PRACTICE TIP:    This case focused on the failure to warn of an open and obvious condition. Bear in mind that outside of the failure to warn theory of a case, the Appellate Division has adhered to the principle that an open and obvious defect does not negate a defendant's duty to keep the property in a reasonably safe condition, and goes instead to plaintiff's comparative negligence.

NO ENGAGEMENT AT THE ICE RINK:  P laintiff slipped at the Rockefeller Center ice rink and claimed that the ice skates he rented were "improperly sized" and that he fell on a dangerous wet ice condition. The Appellate Division affirmed the trial Court's dismissal of the Complaint, as the ice where plaintiff fell did not present a slipping danger over and above the slipping risk already inherent in ice skating. Defendants also successfully showed that the size of plaintiff's ice skates was not a proximate cause of the accident (Telchman v RCPI Landmark Propertyes, LLC).

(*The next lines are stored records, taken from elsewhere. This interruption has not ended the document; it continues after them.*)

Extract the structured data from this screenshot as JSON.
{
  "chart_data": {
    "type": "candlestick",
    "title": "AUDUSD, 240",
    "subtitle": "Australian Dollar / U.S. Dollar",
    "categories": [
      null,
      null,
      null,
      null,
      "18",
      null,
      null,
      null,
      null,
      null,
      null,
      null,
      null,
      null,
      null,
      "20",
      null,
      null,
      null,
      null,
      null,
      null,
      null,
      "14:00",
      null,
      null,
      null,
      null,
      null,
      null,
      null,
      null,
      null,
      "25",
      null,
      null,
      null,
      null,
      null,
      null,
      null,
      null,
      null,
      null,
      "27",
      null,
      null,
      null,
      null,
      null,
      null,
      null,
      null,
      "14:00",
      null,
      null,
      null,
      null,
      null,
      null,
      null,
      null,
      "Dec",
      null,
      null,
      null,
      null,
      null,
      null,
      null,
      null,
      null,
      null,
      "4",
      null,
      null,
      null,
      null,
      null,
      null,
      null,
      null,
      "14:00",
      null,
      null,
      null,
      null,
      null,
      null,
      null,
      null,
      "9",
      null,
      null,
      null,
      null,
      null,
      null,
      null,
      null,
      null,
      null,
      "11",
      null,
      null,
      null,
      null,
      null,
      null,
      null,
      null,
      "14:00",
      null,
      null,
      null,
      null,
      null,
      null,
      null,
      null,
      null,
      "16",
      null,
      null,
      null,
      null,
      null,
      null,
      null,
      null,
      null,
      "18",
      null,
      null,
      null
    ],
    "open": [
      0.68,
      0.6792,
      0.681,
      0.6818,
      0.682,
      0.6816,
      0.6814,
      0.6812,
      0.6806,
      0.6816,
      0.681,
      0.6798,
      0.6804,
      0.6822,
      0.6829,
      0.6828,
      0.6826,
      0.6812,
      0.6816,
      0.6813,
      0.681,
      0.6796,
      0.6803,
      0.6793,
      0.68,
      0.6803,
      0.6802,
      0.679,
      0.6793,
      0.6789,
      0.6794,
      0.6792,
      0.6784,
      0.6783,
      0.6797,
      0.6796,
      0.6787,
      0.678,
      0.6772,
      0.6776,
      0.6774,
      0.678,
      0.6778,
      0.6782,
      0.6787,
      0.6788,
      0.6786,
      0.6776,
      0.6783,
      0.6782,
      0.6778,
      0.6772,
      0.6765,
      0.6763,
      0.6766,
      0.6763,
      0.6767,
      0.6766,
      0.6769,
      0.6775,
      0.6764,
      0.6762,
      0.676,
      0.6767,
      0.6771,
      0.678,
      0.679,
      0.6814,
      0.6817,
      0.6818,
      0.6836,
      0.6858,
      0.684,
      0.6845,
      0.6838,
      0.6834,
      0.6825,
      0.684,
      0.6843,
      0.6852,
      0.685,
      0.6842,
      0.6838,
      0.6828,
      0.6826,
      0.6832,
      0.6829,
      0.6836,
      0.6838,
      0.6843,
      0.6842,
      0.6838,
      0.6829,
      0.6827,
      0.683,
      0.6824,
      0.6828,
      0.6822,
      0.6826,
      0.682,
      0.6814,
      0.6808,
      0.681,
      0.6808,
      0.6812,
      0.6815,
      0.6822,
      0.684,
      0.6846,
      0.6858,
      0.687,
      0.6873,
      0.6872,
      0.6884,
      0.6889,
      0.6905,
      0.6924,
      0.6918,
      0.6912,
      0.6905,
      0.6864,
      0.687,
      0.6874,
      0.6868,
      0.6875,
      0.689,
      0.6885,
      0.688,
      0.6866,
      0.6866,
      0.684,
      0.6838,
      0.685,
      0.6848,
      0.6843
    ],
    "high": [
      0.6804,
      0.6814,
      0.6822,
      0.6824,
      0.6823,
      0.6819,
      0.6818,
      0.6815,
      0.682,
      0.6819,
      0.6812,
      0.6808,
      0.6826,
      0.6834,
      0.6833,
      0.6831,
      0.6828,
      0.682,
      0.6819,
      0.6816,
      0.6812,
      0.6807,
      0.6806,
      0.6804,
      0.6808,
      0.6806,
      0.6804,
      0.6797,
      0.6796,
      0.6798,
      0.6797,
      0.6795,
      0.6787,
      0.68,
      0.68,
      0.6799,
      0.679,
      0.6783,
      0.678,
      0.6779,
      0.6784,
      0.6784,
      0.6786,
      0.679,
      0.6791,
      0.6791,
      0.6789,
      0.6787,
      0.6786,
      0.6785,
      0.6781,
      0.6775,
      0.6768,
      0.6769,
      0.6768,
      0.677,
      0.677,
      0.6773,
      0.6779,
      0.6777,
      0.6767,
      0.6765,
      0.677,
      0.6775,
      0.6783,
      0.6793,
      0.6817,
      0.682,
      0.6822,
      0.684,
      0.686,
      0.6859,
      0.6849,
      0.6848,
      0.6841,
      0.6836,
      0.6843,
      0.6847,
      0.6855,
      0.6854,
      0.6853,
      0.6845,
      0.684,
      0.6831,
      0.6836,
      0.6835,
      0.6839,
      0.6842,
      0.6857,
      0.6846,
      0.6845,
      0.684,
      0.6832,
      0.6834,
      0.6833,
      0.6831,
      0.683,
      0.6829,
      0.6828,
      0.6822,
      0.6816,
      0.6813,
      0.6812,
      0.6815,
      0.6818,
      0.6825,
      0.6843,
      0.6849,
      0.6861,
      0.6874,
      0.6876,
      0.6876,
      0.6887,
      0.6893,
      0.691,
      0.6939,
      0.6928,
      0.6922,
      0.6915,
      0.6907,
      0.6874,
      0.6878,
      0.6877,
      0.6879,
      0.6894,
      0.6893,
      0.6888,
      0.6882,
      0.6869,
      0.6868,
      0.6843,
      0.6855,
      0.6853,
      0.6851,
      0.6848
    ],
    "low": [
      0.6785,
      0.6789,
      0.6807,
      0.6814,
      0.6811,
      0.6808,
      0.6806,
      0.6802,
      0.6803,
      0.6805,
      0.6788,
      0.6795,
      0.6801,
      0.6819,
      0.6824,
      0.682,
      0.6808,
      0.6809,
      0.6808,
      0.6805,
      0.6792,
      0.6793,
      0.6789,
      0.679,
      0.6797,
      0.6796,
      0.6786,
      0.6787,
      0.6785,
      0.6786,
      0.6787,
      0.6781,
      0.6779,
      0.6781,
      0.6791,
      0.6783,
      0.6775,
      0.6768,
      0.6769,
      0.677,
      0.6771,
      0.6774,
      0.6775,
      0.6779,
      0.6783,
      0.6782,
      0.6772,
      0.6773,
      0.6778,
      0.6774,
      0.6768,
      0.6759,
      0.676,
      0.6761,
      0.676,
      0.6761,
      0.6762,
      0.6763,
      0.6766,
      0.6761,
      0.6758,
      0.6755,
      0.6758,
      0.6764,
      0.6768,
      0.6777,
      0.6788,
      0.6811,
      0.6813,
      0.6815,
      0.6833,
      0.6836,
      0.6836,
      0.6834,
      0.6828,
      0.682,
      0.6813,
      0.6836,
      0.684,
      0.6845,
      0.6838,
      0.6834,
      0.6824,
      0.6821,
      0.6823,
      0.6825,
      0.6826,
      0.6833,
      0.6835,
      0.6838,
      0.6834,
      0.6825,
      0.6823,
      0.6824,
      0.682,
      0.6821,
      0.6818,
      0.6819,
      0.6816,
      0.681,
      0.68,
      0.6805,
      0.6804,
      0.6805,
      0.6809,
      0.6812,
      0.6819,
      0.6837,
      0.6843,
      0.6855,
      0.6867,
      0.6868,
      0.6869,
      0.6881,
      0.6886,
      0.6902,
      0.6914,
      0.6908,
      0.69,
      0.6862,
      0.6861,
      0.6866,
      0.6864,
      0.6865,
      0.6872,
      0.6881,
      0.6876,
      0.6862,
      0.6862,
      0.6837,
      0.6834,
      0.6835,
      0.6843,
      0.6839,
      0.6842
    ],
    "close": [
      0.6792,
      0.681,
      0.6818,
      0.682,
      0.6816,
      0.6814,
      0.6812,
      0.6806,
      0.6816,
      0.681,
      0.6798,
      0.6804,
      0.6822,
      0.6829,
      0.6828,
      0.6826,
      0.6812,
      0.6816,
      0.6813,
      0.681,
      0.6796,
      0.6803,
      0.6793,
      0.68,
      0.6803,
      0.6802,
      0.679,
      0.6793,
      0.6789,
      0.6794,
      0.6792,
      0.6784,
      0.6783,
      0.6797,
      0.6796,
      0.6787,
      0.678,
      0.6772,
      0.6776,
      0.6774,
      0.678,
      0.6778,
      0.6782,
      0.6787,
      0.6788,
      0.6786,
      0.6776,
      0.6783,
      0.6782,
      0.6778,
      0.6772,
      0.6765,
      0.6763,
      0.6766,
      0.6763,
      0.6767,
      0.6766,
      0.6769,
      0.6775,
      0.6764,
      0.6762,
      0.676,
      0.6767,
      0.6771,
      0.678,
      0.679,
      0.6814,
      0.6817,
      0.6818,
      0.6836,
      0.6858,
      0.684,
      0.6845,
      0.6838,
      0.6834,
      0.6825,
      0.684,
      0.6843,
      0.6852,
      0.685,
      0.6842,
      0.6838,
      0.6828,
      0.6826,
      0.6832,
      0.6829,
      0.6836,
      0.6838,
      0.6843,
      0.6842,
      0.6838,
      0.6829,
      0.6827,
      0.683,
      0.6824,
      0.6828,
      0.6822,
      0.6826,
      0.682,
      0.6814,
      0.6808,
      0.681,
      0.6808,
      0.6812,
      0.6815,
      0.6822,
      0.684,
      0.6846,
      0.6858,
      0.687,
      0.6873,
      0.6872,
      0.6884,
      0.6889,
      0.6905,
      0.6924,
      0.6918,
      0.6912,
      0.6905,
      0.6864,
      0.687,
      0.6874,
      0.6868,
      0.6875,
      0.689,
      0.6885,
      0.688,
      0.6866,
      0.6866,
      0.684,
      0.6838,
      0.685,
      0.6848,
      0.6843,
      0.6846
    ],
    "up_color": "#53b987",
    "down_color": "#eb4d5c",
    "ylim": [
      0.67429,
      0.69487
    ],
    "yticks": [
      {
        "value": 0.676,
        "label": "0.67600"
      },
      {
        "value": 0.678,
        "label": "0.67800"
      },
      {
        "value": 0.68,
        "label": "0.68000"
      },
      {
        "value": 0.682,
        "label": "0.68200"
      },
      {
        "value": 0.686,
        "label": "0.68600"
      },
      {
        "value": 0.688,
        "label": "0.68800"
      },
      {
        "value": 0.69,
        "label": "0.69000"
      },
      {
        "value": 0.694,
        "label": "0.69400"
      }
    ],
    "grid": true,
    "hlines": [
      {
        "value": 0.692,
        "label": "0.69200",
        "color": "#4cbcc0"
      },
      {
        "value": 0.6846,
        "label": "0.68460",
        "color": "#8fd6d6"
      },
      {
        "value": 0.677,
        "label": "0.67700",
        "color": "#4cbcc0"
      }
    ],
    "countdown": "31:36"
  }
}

"SERIOUS INJURY":  Defendant successfully moved for summary judgment on the issue of "serious injury."  Defendant noted that one doctor stated that plaintiff's supraspinatus tear was "longstanding in nature" and that another doctor stated that it was degenerative and not causally related to the accident.  The Appellate Division said that summary judgment was not appropriate because although the injury may have preexisted the accident, there was significant proof that it was asymptomatic prior to the accident and that it now caused significant reductions in the plaintiff's ranges of motion (
McIntyre v Village of Liberty).

CAN A WITNESS BE FORCED TO ANSWER QUESTIONS ABOUT LEGAL CONCLUSIONS?: Plaintiff sued for personal injuries after being injured by a horse at a resort.  At depositions, the plaintiff answered all of the questions related to the facts of the incident, but refused to answer questions which addressed the underlying legal issues of the matter of the adequacy of warnings given.  Defendants moved to compel the plaintiff to answer the questions asked of him, but the Supreme Court denied the motion.  On appeal, the Appellate Division affirmed the trial court's decision, noting that a plaintiff may not be compelled to answer questions seeking legal conclusions ( Kaye v Tee Bar Corp.).

EXPERT DISCLOSURE: Plaintiff brought a claim to recover for personal injuries resulting from a trip and fall accident.  During initial discovery, plaintiffs did not disclose any medical experts.  The parties did, however, depose one of the plaintiff's treating physicians.  Plaintiffs then stated that they would be calling the doctor as an expert witness.  Defendants opposed, stating that the doctor was not properly disclosed under CPLR Article 31.  Plaintiffs argued that the deposition of the doctor served as their disclosure, as it contained the doctor's relevant opinions.  The Appellate Division held that this did not constitute proper disclosure and gave plaintiff thirty days to make proper disclosure, or they would only be able to present the video of the doctor's deposition for the purposes of factual testimony and not expert testimony (Schmitt v Oneonta City School District).